Demaria ha aggiunto che «il nuovo corso del mercato nautico trova conferma nei numeri positivi della 57°edizione del Salone Nautico organizzato a Genova da Ucina: il 92% degli espositori del 2016 ha già confermato la partecipazione, con il 51% che chiede di ampliare lo spazio o la gamma di imbarcazioni esposte. A oggi sono 37 i nuovi espositori confermati, nomi eccellenti della nautica nazionale e internazionale tra i quali Azimut Yachts, Gottifredi Maffioli, Volvo Penta, Sea Ray, Zodiac. L’ufficio tecnico del Salone Nautico di conseguenza ha già provveduto a ridefinire il layout della superficie espositiva, che è stata ottimizzata aumentando il coefficiente di riempimento sia della darsena grande sia a terra».

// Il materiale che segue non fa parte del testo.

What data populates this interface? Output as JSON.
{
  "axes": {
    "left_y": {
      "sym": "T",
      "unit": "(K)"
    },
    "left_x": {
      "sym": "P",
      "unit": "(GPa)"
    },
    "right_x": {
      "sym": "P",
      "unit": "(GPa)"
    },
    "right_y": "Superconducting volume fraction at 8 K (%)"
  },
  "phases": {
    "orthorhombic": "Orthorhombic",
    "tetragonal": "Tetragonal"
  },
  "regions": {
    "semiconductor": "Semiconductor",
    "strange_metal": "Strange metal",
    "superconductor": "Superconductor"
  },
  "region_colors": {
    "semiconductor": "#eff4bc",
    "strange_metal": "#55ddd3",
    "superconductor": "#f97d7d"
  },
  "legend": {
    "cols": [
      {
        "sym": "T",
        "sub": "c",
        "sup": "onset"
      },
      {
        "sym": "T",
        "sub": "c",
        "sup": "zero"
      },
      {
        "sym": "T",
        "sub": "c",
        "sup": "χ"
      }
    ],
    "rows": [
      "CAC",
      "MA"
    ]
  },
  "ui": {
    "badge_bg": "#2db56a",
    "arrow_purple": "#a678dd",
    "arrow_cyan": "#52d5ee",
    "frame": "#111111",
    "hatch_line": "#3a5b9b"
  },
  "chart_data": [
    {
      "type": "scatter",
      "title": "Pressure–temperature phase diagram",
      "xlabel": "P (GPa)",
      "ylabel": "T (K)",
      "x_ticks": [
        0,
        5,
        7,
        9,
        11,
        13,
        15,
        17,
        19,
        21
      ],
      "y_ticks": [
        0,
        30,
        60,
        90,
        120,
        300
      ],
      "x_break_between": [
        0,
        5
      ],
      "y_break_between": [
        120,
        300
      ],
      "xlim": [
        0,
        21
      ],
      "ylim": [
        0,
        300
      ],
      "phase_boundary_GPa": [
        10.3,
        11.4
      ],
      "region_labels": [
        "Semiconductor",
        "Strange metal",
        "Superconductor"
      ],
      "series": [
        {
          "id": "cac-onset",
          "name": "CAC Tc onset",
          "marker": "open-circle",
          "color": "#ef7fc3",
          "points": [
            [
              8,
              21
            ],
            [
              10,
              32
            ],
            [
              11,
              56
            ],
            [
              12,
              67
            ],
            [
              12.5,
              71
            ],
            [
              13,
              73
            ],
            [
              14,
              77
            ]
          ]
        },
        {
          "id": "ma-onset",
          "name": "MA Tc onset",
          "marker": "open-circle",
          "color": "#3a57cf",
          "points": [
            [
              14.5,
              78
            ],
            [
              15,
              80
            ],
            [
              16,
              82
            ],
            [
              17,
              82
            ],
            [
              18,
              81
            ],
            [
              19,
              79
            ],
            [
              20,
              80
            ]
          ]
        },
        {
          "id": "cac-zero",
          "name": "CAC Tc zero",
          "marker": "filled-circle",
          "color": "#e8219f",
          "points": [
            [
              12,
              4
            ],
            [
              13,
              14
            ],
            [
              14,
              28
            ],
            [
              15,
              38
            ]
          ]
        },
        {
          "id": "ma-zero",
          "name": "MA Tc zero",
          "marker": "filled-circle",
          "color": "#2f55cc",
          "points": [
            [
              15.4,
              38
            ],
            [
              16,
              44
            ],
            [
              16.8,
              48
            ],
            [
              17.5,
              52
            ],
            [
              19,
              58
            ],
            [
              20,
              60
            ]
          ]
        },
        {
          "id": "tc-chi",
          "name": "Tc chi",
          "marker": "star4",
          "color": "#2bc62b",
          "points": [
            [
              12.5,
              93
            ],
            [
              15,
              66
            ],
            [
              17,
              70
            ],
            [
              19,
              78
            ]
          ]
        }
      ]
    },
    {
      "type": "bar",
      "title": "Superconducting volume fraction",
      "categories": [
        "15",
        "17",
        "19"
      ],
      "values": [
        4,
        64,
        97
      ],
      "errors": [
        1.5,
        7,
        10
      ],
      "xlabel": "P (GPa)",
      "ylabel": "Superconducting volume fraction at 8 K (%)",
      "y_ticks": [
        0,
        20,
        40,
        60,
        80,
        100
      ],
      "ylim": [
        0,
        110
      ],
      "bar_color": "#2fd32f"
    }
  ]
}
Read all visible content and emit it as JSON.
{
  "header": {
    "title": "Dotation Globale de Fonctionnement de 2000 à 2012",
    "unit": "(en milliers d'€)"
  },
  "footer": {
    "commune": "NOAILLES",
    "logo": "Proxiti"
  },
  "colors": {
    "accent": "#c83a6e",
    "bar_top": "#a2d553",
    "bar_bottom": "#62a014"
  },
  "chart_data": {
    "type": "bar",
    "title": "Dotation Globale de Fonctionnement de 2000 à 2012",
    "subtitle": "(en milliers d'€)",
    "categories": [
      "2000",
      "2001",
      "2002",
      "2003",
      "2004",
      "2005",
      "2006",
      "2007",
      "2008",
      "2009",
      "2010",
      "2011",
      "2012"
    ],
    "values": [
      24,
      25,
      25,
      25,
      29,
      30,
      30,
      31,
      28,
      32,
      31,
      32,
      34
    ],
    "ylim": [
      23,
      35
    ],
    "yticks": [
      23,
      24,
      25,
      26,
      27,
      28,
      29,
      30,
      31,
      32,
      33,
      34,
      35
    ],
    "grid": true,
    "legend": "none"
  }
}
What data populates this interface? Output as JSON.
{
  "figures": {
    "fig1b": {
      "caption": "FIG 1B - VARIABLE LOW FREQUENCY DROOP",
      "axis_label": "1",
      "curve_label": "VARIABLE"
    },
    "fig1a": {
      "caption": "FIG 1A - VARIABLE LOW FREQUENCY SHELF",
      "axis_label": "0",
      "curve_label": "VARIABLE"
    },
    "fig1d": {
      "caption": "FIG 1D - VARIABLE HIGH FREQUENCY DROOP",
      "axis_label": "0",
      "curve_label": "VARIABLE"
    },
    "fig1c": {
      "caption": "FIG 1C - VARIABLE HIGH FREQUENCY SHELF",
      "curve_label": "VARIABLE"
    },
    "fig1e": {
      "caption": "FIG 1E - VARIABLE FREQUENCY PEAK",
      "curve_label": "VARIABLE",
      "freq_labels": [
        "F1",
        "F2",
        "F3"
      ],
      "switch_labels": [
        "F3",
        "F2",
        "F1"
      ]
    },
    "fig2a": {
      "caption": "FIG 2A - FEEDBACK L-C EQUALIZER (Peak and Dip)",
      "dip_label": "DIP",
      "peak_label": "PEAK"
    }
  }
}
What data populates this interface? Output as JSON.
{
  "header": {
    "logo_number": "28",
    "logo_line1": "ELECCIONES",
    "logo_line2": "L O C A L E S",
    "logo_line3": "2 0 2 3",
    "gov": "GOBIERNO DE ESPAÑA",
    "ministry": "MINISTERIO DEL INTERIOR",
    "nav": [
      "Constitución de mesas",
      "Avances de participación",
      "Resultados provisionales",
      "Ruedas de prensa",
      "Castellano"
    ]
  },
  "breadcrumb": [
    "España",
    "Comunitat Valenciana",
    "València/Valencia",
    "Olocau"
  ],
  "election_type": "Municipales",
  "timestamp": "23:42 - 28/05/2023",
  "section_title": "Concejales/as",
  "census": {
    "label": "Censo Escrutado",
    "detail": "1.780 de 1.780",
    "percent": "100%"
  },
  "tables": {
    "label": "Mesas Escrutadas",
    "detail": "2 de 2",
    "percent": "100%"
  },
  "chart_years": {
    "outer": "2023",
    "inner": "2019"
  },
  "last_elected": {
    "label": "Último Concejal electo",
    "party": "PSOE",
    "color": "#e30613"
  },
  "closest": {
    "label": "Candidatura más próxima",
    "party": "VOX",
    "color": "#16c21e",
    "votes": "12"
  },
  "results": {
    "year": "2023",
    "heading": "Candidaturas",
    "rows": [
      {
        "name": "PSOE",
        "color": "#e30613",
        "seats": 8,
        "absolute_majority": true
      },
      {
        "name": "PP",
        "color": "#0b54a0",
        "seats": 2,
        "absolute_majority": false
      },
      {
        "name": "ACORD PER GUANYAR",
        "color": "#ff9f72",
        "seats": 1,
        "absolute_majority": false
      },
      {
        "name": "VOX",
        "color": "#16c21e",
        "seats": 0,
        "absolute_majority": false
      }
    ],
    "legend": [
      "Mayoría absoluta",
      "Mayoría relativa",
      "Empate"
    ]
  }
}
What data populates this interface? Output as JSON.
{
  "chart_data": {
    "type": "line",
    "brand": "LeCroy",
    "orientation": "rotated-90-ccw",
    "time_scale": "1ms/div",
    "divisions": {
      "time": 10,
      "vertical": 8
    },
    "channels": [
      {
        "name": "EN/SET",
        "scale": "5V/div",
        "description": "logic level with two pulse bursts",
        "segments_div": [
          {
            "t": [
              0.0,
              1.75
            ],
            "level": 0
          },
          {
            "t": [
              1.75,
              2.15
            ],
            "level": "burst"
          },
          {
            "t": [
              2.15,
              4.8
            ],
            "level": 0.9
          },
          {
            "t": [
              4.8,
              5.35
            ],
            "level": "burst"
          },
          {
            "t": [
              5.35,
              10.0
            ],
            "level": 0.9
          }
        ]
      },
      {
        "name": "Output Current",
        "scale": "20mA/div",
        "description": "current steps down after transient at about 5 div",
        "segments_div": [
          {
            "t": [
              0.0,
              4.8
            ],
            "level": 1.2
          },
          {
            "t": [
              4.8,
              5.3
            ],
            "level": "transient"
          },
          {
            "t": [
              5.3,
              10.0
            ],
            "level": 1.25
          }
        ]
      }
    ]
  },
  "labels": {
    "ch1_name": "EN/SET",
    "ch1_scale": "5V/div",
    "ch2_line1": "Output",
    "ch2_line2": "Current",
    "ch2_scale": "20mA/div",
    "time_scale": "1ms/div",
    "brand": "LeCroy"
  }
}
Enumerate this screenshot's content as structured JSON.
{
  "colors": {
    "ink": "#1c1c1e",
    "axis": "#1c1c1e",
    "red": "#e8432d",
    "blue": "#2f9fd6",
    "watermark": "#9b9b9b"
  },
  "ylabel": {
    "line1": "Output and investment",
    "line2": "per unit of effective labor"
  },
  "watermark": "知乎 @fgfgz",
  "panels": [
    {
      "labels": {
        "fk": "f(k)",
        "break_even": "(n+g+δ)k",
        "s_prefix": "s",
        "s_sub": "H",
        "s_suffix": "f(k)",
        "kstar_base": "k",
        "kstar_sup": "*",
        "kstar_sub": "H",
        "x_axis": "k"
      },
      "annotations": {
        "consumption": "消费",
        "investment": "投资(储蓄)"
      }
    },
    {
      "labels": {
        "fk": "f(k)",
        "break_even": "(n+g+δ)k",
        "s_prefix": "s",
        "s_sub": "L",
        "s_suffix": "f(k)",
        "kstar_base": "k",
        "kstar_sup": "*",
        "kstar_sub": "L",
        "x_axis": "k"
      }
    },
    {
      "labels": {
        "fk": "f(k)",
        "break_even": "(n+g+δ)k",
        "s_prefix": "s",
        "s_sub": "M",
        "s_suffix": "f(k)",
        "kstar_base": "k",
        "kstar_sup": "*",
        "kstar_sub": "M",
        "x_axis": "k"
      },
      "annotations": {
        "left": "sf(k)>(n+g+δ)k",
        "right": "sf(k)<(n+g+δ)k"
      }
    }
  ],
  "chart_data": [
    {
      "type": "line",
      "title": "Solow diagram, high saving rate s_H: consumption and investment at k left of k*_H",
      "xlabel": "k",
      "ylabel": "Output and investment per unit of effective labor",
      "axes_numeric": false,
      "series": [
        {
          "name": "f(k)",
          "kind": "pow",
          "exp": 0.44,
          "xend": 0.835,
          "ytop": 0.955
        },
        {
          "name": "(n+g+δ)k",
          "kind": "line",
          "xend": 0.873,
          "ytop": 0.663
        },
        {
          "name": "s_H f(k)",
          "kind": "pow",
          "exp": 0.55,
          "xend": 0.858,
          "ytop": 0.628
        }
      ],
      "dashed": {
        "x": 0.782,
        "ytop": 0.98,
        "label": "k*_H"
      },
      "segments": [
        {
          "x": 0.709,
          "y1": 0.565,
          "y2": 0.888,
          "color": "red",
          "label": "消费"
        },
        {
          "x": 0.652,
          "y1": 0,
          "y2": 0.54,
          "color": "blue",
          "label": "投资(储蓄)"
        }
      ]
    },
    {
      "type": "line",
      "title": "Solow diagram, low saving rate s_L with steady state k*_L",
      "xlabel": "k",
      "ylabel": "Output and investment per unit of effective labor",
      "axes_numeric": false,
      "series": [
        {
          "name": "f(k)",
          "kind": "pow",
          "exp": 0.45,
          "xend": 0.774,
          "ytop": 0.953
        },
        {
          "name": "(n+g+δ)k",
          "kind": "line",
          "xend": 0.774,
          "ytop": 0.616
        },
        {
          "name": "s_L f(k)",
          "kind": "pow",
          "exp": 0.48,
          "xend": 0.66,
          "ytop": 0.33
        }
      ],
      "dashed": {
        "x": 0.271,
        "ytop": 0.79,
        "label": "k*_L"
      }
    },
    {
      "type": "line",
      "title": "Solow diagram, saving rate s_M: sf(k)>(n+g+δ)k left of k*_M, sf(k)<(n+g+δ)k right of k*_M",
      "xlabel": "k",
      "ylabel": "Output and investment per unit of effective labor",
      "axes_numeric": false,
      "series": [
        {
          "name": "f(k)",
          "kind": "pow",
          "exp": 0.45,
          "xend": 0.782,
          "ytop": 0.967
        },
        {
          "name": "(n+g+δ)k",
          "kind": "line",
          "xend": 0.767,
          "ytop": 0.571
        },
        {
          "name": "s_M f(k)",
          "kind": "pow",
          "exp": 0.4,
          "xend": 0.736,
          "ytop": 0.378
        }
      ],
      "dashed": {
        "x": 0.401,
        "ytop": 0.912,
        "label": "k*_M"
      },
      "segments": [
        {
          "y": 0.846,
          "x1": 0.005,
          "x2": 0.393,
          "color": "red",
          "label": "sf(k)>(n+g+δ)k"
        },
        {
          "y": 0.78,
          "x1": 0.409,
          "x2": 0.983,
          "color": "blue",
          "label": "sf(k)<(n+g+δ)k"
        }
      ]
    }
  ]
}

Dall’analisi contenuta nella pubblicazione annuale del Centro Studi di Confindustria “Esportare la Dolce Vita”, realizzata tra le filiere di eccellenza di Confindustria tra cui Federlegno Arredo, Sistema Moda, UCINA, Federorafi ecc., risulta che gli Stati Uniti rappresentano il primo mercato al mondo per l’export con una crescita potenziale per le unità da diporto di 560 milioni di euro. Il mercato della nautica statunitense ha mostrato un’ottima ripresa dopo la crisi, con un tasso di crescita annuo del 6,7% in euro correnti nel periodo 2011-2015. Anche negli Usa l’Italia si aggiudica la fetta di mercato più ampia con un 23,3% davanti a Canada, Francia e Messico, conquistando in otto anni il ruolo di leader sul mercato Usa a discapito del Canada (nel 2007 la quota italiana era del 14,7%, mentre quella canadese era del 24,4%).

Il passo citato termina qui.